4. Lunge With Rotation
This stretch brings together aspects of the three previous stretches with some balance training as well. Adding a trunk rotation movement to a typical forward lunge will stretch the hip flexors, activate your core, and strengthen the muscles of your ankle. Your ankle muscles will have to stay stable as you move through this type of lunge. Getting low in your surfing stance requires a lot of muscle balance from your ankles and knees. With this stretch, you’ll be training and activating the receptors around your ankle that aid your body’s sense of balance.
•Begin with your feet hip width distance apart
•Take a strides length forward
•Slowly fall into a lunge as you bend your knees to a 90 degree angle
•Rotate your torso towards the front leg as you stay in your lunge position
•Bring yourself out of the twist and rotate to the other side
•Slowly step back and stand back up
•Repeat the lunge and stretch about 20 times, with 10 rotations on each side
5. Ankle Rolls
As simple as these sound, they go a long way for preparing your ankles for the sheer force they handle while surfing.

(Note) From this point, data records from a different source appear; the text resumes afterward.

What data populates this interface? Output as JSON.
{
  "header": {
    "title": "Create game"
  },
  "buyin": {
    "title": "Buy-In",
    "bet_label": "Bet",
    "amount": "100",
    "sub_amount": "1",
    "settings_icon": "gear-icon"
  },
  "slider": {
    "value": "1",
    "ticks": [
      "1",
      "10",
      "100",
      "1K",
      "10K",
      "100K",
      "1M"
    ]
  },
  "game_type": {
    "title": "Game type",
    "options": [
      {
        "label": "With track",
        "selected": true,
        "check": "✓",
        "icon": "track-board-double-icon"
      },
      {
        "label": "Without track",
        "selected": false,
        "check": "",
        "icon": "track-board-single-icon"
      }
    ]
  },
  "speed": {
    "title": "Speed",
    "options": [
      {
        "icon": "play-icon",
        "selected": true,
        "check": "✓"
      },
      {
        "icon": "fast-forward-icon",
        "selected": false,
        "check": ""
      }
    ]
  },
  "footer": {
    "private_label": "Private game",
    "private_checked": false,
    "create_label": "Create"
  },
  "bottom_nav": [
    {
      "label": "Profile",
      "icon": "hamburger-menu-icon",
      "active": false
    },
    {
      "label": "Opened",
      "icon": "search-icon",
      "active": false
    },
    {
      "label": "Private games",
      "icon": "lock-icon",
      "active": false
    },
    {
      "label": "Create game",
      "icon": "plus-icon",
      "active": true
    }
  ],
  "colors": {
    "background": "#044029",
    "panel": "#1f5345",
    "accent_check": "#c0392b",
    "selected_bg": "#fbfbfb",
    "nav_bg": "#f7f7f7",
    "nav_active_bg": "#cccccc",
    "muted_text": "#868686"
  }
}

Keeping the ankle joint and the muscles around it flexible is beneficial for your entire lower body. If you don’t have enough mobility in your ankle, your knee will compensate for it by moving incorrectly and taking on extra pressure when surfing. By increasing your ankle’s range of motion, you’ll ensure that your foot and knee will be at lower risk for injury.
•Start off by standing up straight in a comfortable position
•Raise one foot straight out in front of you, a few inches from the ground
•Gently roll the ankle, first clockwise for 10 rotations
•Then counterclockwise for 10 rotations
•Repeat with the other leg
This way, you’ll be preparing your ankles to be mobile while you get low and stay balanced on the board while also preventing any strain to your lower limbs.
Your body needs to quickly and efficiently use every major muscle group and joint while surfing. Engaging the right muscles before you surf will increase your body’s ability to paddle harder, pop-up faster, and direct your board through the water with more power. By stretching different parts of your body before you surf, it’ll help your different muscle systems smoothly coordinate together. If one joint isn’t as mobile, you’ll be putting more pressure on another joint. It’s key to consider what these stretches are doing for your whole body as a unit as you surf. Stretches like these also do their part in mentally preparing you for a surf by helping you get in the zone. Having those areas actively warmed-up will not only allow you to surf with more power, but also surf pain free.